Ti uccido per gioco by Gian Mauro Costa

Ti uccido per gioco by Gian Mauro Costa

autore:Gian Mauro Costa [Costa, Gian Mauro]
La lingua: ita
Format: epub
editore: Mondadori
pubblicato: 2023-05-02T12:00:00+00:00


Ventuno

«Finalmente abbiamo qualcosa di concreto su cui lavorare. E si tratta di persone, non di disegnini.» Santo Iovino voleva riguadagnare i punti persi agli occhi di Angela. Lei immaginava benissimo cosa passava per la testa del collega: Altro che baloccamenti su ritratti e ricordi risorgimentali avallati da quel bellimbusto della Scientifica, qui ci vogliono indagini tradizionali, interrogatori, indizi... Ci vuole azione!

Ma non se la prese per la frecciatina scagliata da Santo: un po’ perché intuiva che l’intento non era di ferirla ma era invece dettato dalla gelosia professionale e personale nei confronti di Francesco, e poi perché capiva che non poteva permettersi di essere presuntuosa con un collega di maggiore esperienza. Lei era alle sue prime indagini ufficiali alla Omicidi, aveva molto da imparare e, anche se si fidava del suo intuito, doveva preferire il profilo basso, il lavoro di squadra, l’ascolto rispettoso degli investigatori più navigati.

Santo le aveva spiegato in poche parole le novità sopraggiunte. Lui e gli altri colleghi impegnati negli interrogatori avevano fatto tesoro delle indicazioni del dirigente. Avevano cioè puntato l’attenzione sulle piccole anomalie annotate. In primis, il resoconto del procuratore legale, Antonio Sanvito. Erano tornati alla carica chiedendogli di ripetere il suo racconto della giornata e quando Sanvito aveva confermato di aver visto un soldato verde abbandonare il luogo assegnatogli come addetto alla sicurezza, era spuntato un dettaglio inedito. Nel rievocare l’immagine, il procuratore si era ricordato di un particolare che nel primo interrogatorio gli era sfuggito: quel soldato zoppicava leggermente. Partendo da qui, non era stato difficile individuarlo tra gli ottanta partecipanti: Massimo Oliva, quarantaquattro anni, bidello di una scuola elementare, residente a Palermo. Era stato a sua volta nuovamente interrogato, anche perché nella sua deposizione, molto asciutta e piena di “non so” e “non ricordo”, non aveva fatto il minimo cenno all’abbandono della sua postazione. Oliva aveva ammesso la propria reticenza, dettata, a suo dire, da imbarazzo. Sì, si era dovuto allontanare, e per un motivo poco onorevole: un bisogno impellente – ecco perché si era diretto verso un cespuglio ed era scomparso. Ma a quel punto aveva aggiunto, per recuperare un po’ d’orgoglio: «Non è successo soltanto a me, anche ad altri tre commilitoni, qualcosa ci ha fatto male».

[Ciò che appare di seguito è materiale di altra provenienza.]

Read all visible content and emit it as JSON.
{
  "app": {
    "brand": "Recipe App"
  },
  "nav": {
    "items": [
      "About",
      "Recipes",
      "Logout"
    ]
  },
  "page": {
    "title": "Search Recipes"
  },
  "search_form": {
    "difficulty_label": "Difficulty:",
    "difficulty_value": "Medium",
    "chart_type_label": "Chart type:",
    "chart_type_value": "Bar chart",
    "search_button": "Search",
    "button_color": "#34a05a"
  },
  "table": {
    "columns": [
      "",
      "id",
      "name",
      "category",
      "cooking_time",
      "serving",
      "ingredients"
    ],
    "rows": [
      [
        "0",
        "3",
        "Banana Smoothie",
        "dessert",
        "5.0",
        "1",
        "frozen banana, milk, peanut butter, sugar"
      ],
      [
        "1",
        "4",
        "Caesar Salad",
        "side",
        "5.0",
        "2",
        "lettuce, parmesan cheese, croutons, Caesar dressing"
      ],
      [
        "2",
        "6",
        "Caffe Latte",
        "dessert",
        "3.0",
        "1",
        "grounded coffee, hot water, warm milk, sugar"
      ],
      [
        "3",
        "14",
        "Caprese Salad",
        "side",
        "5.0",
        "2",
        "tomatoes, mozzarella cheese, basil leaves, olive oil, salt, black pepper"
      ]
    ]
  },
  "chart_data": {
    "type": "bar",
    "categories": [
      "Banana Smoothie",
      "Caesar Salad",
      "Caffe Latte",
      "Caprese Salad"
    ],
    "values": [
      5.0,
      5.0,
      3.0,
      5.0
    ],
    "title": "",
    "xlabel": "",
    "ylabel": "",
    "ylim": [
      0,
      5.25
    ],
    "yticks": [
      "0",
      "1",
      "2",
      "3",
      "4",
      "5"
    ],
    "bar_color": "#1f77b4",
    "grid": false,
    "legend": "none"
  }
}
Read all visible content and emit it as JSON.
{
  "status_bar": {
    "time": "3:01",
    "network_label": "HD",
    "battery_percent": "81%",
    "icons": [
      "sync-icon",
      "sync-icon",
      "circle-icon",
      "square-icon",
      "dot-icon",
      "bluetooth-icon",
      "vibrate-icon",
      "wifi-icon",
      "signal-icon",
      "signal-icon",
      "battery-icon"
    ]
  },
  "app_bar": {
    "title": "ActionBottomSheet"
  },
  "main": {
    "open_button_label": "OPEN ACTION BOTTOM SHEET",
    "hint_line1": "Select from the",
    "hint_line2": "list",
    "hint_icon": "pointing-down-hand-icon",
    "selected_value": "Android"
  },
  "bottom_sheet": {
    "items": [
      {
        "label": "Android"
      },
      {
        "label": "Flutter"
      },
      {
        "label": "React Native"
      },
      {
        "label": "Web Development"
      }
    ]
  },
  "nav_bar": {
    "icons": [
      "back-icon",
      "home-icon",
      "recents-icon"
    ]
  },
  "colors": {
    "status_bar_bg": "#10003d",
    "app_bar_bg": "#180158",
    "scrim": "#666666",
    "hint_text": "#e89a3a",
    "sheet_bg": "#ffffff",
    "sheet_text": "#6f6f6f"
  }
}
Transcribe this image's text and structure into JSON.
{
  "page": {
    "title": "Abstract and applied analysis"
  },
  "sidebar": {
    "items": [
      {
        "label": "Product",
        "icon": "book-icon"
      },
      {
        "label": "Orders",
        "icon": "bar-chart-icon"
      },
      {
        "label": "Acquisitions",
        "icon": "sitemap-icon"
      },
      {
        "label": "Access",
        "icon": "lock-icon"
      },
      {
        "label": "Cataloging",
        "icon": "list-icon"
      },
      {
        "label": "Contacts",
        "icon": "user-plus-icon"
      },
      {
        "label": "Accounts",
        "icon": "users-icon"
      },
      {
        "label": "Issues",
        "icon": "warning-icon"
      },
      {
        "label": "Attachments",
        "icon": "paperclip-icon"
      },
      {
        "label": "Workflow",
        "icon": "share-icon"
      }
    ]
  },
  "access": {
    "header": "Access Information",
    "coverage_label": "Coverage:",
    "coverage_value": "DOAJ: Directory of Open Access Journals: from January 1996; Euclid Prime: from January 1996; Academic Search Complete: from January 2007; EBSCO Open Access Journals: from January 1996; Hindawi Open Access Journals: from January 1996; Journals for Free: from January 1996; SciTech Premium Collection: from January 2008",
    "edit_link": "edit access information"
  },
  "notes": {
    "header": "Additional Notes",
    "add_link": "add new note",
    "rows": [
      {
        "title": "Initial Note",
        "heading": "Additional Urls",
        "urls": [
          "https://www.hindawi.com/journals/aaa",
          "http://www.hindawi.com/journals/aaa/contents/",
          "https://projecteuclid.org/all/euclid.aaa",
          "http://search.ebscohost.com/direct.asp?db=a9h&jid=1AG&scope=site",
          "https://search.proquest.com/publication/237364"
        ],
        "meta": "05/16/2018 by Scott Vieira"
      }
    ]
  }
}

E aveva fatto senza resistenze il nome dei tre in questione: Fabio Di Furco, impiegato delle poste di Montemaggiore Belsito, Alberto Ferro, rivenditore di macchinari agricoli, anche lui di Montemaggiore, e Gesualdo Alario, macellaio, di Palermo. Avevano concordato di tacere, aveva precisato con aria innocente, perché la loro defezione era forse costata la vittoria all’esercito verde. Non avevano potuto, cioè, coprire dovutamente i commilitoni al momento dell’attacco sferrato dai gialli.

Erano stati ricostruiti spostamenti e tempi: il bidello aveva convenuto che per circa mezz’ora la squadra dei quattro addetti alla sicurezza si era dispersa e che ognuno aveva cercato riparo da occhi indiscreti senza più controllare i movimenti degli altri o del nemico. Erano fuggiti, avevano appurato gli investigatori, in una direzione compatibile con il sentiero che portava al casolare.